Notifications & Events
Notifications implement the fan-out pattern — one notification published to N handlers. They are ideal for domain events and decoupled side effects.
Fan-Out Flow
loading...Defining Notifications
public record OrderPlacedEvent(
Guid OrderId,
string CustomerId,
decimal TotalAmount) : INotification;
Implementing Handlers
// Send confirmation email (highest priority — runs first)

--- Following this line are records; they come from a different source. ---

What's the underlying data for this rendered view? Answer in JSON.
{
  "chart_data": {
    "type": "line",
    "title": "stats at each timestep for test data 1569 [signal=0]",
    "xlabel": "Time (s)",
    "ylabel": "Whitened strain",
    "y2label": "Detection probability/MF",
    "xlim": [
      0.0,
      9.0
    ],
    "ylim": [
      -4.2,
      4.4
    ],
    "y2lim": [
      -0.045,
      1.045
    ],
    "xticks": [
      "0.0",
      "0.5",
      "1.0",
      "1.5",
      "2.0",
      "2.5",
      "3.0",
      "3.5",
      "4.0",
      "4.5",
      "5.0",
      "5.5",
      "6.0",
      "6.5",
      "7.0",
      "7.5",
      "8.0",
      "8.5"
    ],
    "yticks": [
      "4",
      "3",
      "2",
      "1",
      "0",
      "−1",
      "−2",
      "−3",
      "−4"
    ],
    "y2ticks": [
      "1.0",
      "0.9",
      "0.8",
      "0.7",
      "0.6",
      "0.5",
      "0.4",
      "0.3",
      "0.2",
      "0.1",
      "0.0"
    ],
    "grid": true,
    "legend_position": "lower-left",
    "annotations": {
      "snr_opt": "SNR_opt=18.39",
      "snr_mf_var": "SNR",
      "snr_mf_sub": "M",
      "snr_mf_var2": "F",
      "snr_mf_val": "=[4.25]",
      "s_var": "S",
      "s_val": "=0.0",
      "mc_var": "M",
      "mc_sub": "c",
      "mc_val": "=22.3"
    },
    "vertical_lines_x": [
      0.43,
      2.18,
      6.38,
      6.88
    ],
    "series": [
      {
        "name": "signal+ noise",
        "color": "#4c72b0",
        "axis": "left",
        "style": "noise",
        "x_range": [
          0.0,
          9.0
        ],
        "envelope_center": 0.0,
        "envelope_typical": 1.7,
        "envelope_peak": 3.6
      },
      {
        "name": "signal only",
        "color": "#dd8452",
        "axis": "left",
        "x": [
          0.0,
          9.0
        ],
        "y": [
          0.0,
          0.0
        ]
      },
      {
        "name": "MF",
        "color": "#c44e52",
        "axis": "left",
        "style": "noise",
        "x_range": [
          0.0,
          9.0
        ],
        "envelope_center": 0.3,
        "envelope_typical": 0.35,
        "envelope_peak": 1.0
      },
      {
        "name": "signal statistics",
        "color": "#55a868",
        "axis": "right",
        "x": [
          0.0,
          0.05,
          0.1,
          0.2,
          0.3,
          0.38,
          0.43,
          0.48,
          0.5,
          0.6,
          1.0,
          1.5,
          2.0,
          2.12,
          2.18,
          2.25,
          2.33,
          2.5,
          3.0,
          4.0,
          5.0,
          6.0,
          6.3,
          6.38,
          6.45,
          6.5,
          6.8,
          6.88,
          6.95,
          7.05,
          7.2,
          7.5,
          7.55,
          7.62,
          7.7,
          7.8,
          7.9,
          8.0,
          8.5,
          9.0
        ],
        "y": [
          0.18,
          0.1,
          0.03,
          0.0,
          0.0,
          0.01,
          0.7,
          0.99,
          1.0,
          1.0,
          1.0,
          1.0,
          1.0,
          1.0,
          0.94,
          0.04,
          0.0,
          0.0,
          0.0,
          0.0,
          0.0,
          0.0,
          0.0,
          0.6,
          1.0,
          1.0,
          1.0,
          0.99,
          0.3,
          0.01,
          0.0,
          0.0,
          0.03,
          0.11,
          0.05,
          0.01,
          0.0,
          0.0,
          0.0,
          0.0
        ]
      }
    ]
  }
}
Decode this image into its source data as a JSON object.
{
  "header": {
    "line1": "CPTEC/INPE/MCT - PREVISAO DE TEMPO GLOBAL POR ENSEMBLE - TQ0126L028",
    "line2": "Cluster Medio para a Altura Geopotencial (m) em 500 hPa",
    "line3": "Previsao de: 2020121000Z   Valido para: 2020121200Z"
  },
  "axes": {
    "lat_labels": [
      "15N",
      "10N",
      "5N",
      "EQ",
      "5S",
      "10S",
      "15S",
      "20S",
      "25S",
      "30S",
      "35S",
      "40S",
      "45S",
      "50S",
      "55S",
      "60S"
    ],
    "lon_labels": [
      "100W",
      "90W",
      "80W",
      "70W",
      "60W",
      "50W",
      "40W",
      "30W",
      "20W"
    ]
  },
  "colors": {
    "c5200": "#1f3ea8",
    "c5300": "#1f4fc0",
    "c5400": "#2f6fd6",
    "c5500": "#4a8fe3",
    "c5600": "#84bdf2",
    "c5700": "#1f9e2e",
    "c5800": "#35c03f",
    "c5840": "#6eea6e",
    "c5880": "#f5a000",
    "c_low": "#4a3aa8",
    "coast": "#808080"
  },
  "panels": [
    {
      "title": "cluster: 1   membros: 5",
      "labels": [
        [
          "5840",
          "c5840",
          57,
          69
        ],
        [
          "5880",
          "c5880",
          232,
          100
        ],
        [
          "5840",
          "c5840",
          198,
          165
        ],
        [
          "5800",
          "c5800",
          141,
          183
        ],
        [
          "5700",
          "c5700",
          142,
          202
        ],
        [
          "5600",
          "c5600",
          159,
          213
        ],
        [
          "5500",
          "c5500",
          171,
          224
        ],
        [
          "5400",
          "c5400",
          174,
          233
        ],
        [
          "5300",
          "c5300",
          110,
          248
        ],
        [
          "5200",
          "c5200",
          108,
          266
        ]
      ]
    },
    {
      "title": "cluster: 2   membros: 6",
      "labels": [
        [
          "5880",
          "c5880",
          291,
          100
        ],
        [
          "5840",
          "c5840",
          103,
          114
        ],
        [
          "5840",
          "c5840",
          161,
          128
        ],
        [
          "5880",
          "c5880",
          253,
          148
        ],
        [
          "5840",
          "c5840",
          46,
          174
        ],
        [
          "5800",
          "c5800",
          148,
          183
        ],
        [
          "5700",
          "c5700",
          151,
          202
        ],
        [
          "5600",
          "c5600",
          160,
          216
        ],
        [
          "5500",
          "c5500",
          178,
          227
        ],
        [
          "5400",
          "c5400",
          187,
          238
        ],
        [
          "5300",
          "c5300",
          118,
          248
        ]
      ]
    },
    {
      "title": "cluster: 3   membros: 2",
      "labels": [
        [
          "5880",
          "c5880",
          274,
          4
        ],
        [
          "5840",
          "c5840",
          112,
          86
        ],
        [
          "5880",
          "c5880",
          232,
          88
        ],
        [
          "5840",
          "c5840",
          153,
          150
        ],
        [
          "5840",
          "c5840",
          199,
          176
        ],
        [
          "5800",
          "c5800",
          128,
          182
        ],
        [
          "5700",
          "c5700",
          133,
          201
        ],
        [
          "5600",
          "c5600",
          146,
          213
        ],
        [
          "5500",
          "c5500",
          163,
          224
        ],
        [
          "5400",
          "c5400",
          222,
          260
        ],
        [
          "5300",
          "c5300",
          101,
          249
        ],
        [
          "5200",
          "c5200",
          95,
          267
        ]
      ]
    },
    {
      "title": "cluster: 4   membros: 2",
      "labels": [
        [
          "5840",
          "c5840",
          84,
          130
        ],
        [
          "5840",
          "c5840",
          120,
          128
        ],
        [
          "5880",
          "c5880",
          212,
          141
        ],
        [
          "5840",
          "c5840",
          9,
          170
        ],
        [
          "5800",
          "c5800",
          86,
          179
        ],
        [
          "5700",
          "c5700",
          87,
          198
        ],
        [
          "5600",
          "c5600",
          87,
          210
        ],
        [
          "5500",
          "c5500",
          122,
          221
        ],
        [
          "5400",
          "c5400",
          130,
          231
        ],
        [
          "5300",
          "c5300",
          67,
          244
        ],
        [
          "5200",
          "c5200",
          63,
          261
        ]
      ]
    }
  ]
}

public class SendConfirmationEmailHandler : INotificationHandler<OrderPlacedEvent>
{
public int Priority => 10;
public async Task Handle(OrderPlacedEvent notification, CancellationToken ct)
{
await _emailService.SendOrderConfirmationAsync(
notification.CustomerId,
notification.OrderId);
}
}
// Update inventory
public class UpdateInventoryHandler : INotificationHandler<OrderPlacedEvent>
{
public int Priority => 5;
public async Task Handle(OrderPlacedEvent notification, CancellationToken ct)
{
await _inventoryService.ReserveItemsForOrderAsync(notification.OrderId);
}
}
// Track analytics (lowest priority — runs last)
public class TrackOrderAnalyticsHandler : INotificationHandler<OrderPlacedEvent>
{
// Priority defaults to 0 — no override needed
public async Task Handle(OrderPlacedEvent notification, CancellationToken ct)
{
await _analytics.TrackPurchaseAsync(notification.TotalAmount);
}
}
Priority
The Priority property controls handler execution order. Higher value = runs first.
public interface INotificationHandler<TNotification>
{
int Priority => 0; // default implementation
Task Handle(TNotification notification, CancellationToken ct);
}
| Priority | Order |
|---|---|
| 100 | First |
| 10 | Second |
| 0 (default) | Later |
| -10 | Last |
Publishing
// Sequential (default) — handlers run one after another in priority order
await _mediator.Publish(new OrderPlacedEvent(orderId, customerId, total));
// Parallel — all handlers run concurrently (Task.WhenAll)
await _mediator.Publish(new OrderPlacedEvent(orderId, customerId, total),
PublishStrategy.Parallel);
// ResilientParallel — all handlers run even if some fail
// Failures are captured in IDeadLetterQueue if registered
await _mediator.Publish(new OrderPlacedEvent(orderId, customerId, total),
PublishStrategy.ResilientParallel);
Publish Strategy Comparison
| Strategy | Behavior | On Failure |
|---|---|---|
Sequential | Handlers run in priority order | First failure stops execution |
Parallel | All handlers start concurrently | Any failure throws AggregateException |
ResilientParallel | All handlers run regardless | Failures go to IDeadLetterQueue |
Notification Filter
Implement INotificationFilter<TNotification> on a handler to conditionally skip it:
public class HighValueOrderAnalyticsHandler
: INotificationHandler<OrderPlacedEvent>,
INotificationFilter<OrderPlacedEvent>
{
public bool ShouldHandle(OrderPlacedEvent notification, CancellationToken ct)
{
// Only run this handler for orders over $1000
return notification.TotalAmount >= 1000;
}
public async Task Handle(OrderPlacedEvent notification, CancellationToken ct)
{
await _analytics.TrackHighValuePurchaseAsync(notification.TotalAmount);
}
}
note
When ShouldHandle returns false, the handler is silently skipped — no exception is thrown.